Scientists are getting closer to understanding the tsunami that struck Palu in Indonesia in September.
Damaging waves rushed ashore after a Magnitude 7.8 quake, but researchers said at the time that they were surprised by their size.
Now, a survey in the bay in front of the Sulawesi city shows significant subsidence of the seabed.
This likely contributed to the abrupt displacement of water that then crashed on to land.
More than 2,000 people lost their lives in the disaster. Preliminary results of various investigations are being reported here at the Fall Meeting of the American Geophysical Union – the largest annual gathering of Earth and space scientists.
The quake occurred on what is called a strike-slip fault, where the ground on one side of a rupture moves horizontally past the ground on the other side. It is not a configuration normally associated with very large tsunamis.
Nevertheless, this is what happened in the early evening of 28 September, around prayer time.
Two main surges of water were observed, the second being the biggest and pushing up to 400m inland.
Udrekh Al Hanif, from the Indonesian Agency for Assessment and Application of Technology (BPPT) in Jakarta, told the meeting that the generation source of the tsunami had to be very close to the city because of the short interval between the onset of the quake and the arrival of the high water – less than three minutes.
He and colleagues have sought answers in a depth (bathymetric) map of the long, narrow inlet that leads to Palu at its head. The team is still working through the results, but the data indicates the seafloor in much of the bay dropped down in the quake.
This, combined with a sharp movement of the crust northwards, could certainly have produced a tsunami, the Indonesian scientist said.

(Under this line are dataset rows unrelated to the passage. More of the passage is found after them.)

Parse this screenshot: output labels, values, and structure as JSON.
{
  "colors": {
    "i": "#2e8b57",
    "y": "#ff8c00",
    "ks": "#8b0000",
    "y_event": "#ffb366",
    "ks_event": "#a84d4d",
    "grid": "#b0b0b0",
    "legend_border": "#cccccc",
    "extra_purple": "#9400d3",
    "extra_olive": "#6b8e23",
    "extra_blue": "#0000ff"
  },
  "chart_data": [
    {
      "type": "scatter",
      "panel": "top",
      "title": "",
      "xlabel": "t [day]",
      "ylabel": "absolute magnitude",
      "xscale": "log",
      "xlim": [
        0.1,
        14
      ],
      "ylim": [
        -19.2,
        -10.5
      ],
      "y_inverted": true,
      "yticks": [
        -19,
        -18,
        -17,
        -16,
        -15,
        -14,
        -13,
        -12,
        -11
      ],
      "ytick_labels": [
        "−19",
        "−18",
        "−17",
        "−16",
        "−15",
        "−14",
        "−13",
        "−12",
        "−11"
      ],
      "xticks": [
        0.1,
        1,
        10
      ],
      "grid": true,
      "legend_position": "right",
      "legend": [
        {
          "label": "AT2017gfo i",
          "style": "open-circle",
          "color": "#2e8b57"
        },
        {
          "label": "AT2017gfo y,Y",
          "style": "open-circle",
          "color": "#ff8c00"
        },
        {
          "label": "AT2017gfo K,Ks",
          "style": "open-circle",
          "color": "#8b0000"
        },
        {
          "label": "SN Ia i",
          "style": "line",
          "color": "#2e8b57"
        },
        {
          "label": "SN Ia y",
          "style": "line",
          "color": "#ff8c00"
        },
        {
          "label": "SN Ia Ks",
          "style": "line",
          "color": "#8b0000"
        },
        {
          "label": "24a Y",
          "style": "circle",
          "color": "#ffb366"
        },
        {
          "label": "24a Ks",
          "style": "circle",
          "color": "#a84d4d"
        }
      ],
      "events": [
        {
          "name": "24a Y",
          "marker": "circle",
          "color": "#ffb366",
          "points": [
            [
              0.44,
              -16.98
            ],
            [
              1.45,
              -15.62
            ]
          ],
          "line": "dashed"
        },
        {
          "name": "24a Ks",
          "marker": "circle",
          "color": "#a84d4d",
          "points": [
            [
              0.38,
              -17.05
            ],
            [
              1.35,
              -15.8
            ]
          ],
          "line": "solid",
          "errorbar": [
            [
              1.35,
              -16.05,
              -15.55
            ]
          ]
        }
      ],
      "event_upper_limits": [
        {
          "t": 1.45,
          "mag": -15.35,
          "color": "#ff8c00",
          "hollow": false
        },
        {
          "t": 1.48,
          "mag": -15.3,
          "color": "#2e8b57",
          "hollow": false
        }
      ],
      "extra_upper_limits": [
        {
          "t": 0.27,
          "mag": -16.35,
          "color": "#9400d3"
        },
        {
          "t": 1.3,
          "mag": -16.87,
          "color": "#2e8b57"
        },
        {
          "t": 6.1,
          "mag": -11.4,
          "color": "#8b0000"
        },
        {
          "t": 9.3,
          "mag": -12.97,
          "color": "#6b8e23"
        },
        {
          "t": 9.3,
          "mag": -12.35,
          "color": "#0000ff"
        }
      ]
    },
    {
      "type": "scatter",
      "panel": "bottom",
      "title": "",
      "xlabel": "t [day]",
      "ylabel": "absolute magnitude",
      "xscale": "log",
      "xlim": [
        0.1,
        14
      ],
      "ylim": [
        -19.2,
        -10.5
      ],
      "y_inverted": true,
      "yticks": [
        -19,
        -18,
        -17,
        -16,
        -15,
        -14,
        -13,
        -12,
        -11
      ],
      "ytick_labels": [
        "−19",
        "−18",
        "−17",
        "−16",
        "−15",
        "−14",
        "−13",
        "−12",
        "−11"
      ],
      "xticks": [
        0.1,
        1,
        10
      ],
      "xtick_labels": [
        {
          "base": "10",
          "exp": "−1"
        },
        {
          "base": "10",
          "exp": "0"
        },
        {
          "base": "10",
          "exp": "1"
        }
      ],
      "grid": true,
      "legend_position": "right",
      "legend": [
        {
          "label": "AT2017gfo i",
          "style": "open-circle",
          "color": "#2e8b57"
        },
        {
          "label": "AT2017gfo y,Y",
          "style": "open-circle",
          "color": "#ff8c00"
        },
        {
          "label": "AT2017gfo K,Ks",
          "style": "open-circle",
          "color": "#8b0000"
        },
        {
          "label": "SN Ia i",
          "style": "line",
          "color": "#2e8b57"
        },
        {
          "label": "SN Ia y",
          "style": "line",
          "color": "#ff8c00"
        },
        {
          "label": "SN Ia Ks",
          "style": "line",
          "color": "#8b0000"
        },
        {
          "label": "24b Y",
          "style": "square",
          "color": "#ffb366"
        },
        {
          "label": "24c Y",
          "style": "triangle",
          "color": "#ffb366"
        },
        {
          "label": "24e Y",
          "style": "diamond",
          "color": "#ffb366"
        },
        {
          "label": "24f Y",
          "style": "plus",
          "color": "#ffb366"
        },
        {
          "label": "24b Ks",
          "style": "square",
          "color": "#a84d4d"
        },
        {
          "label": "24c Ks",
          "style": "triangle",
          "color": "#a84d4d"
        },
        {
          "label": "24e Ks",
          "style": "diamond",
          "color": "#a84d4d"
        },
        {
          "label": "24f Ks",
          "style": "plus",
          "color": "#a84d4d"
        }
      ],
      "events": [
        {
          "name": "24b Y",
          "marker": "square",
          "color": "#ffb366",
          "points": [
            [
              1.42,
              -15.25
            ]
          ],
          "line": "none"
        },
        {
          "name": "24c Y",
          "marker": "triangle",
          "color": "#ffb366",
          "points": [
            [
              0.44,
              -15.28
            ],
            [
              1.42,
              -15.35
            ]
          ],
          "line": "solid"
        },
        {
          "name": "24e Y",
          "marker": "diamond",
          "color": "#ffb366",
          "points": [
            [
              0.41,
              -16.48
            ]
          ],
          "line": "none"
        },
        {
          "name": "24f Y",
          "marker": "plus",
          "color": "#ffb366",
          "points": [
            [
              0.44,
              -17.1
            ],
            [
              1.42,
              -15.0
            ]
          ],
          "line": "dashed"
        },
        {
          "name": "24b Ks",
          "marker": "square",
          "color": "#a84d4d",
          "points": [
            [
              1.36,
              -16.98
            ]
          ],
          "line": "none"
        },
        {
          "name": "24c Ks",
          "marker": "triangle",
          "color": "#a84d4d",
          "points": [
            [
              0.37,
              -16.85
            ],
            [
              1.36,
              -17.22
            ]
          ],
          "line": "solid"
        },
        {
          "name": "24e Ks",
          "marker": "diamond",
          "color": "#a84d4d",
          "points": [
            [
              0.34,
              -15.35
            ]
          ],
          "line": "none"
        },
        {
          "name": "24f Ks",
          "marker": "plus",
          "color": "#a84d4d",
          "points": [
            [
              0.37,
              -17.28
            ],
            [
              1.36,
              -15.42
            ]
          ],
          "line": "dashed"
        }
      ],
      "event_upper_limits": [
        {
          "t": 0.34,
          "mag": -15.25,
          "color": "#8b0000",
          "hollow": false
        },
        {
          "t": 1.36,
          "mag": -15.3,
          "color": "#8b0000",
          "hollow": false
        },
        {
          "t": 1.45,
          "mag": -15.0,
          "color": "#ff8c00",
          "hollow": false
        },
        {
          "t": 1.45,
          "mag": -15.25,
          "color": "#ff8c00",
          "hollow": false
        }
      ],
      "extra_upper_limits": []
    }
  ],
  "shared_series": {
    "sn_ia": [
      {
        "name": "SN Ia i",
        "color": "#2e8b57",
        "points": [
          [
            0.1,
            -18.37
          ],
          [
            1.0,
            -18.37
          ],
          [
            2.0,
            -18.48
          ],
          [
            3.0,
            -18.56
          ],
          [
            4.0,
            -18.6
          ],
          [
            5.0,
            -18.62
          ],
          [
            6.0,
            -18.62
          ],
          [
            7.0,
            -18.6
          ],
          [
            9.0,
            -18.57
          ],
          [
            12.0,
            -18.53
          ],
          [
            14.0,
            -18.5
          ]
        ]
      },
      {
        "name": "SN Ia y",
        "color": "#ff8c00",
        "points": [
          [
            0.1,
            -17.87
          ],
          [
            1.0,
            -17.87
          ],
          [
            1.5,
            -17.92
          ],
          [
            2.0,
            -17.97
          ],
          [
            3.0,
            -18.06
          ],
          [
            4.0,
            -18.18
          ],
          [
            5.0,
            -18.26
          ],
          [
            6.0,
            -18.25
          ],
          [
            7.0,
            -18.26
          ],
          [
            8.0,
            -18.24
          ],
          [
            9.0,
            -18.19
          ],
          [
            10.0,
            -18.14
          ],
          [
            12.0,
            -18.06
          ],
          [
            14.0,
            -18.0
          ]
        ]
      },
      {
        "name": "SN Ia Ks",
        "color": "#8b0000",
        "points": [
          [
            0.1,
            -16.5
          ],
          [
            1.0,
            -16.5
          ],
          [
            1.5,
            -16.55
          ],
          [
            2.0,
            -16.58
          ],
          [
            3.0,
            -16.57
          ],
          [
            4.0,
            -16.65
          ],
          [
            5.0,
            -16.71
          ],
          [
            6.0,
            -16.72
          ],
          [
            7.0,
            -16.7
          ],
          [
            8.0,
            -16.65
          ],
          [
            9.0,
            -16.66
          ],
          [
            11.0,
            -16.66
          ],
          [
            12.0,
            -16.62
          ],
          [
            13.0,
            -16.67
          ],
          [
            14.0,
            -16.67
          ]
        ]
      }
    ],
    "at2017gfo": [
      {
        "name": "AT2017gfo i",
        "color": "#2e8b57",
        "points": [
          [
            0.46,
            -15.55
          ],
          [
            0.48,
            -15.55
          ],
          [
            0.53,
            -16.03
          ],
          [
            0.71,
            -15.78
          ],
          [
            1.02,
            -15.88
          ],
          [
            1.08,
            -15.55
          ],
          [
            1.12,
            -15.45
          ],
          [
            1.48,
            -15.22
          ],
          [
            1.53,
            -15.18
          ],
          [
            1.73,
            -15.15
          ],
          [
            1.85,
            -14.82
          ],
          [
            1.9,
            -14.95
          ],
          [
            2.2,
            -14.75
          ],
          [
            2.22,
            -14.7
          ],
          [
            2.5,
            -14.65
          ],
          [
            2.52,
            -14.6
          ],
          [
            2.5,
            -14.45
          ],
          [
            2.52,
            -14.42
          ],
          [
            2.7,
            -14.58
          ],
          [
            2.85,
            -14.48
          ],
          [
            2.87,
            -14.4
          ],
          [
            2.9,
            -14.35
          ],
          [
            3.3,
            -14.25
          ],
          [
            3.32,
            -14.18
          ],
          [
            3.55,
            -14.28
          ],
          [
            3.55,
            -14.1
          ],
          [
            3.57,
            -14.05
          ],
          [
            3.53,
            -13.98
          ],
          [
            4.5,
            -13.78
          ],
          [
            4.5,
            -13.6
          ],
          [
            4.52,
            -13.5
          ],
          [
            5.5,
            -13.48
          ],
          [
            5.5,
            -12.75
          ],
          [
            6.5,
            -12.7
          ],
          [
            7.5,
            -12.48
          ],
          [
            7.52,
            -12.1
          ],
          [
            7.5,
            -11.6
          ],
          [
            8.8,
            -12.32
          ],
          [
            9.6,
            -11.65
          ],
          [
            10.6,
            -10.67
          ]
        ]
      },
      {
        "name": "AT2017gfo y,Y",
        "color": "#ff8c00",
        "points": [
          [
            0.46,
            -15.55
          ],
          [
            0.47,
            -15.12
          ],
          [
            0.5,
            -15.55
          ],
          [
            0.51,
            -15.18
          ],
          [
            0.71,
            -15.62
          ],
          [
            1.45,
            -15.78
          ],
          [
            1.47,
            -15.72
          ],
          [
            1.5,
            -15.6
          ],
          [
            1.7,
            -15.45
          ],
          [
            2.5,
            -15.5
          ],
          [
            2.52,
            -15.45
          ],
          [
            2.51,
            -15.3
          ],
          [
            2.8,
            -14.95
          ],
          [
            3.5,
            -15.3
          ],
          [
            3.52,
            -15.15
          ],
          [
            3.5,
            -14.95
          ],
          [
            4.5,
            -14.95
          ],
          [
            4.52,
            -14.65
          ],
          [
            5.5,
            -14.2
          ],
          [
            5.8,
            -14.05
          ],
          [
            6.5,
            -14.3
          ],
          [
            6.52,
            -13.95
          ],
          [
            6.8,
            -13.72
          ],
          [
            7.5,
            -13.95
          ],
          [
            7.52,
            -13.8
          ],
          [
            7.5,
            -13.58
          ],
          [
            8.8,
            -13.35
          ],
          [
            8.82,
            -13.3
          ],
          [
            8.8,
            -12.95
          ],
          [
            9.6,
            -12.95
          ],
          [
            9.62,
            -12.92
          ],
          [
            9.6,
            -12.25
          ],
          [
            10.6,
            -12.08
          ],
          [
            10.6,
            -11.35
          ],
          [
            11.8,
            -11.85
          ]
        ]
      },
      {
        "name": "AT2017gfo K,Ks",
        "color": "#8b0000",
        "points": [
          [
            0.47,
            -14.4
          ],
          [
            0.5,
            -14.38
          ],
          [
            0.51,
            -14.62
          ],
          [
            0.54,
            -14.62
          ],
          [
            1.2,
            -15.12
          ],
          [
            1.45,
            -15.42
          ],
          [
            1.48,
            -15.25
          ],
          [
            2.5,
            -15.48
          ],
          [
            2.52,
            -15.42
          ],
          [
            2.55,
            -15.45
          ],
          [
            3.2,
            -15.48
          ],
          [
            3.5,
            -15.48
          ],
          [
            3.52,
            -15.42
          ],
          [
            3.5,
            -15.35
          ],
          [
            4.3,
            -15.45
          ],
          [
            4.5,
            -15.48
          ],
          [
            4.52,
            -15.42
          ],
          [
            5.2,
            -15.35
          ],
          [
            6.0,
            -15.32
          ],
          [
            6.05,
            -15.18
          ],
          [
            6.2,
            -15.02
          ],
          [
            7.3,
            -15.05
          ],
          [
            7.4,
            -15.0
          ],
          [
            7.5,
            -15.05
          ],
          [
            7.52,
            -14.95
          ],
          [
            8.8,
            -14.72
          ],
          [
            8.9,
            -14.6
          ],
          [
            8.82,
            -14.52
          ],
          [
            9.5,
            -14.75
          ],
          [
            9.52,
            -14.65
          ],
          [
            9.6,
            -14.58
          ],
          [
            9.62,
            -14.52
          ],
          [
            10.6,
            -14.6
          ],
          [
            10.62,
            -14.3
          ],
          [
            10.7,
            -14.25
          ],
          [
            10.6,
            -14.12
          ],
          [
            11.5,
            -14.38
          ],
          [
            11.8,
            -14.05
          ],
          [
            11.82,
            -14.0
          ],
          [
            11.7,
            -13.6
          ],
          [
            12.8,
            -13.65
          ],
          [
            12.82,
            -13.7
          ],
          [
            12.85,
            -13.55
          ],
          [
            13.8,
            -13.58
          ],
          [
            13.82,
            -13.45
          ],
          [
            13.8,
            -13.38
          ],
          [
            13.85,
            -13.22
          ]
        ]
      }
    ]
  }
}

“When we overlap the bathymetric data from before and after, we can see that almost all of the area of the seafloor inside the bay subsides. And from this data, we can also observe [the movement] to the north. So, actually, we have a vertical and a horizontal displacement,” Udrekh Al Hanif told BBC News.
Whether this behaviour was enough on its own to explain the tsunami’s size is still open to question.
There is evidence of several underwater landslides in the data. These, too, could have been a factor.
Another possibility is an upwards thrust of the seabed in a zone some distance from Palu where the strike-slip fault splits into diverging tracks.
Movement on both tracks at the same time might have compressed the crust in between.
“This was a very unusual event but the tectonics tell us it could happen again,” said Finn Løvholt from the Norwegian Geotechnical Institute.
“Indeed, this is not the first time an event has happened in Palu. It’s probably the third or fourth event that has caused many fatalities. We had events in the 1960s and 1920s.”
And this history is evidenced in the local culture where there are specific words to describe features of a tsunami and a quake. In the September event, Palu witnessed a lot of liquefaction, where the structure of soils in the city was seen to collapse, to become fluidised and flow even on very low gradients.
Houses were consumed in the mud. Local people call this “Nalodo”, which means something like “buried in black”.
Hermann Fritz, from the Georgia Institute of Technology in the US, said Palu demonstrated the challenge confronting the local population. “This tsunami arrived very fast, within minutes,” he stressed.
“That basically leaves no time for warnings. That’s very different from Japan (in 2011) where there was an eternity of time – more than 30 minutes everywhere until the first person was killed by the tsunami. That’s the challenge for these local tsunamis: people have to self-evacuate.”
Widjo Kongko, also from the BPPT, spoke of some complacency following an emergency drill conducted in Palu in 2012. “It said go to high ground within 5-10 minutes. The people need to learn that the tsunami can come much, much quicker.”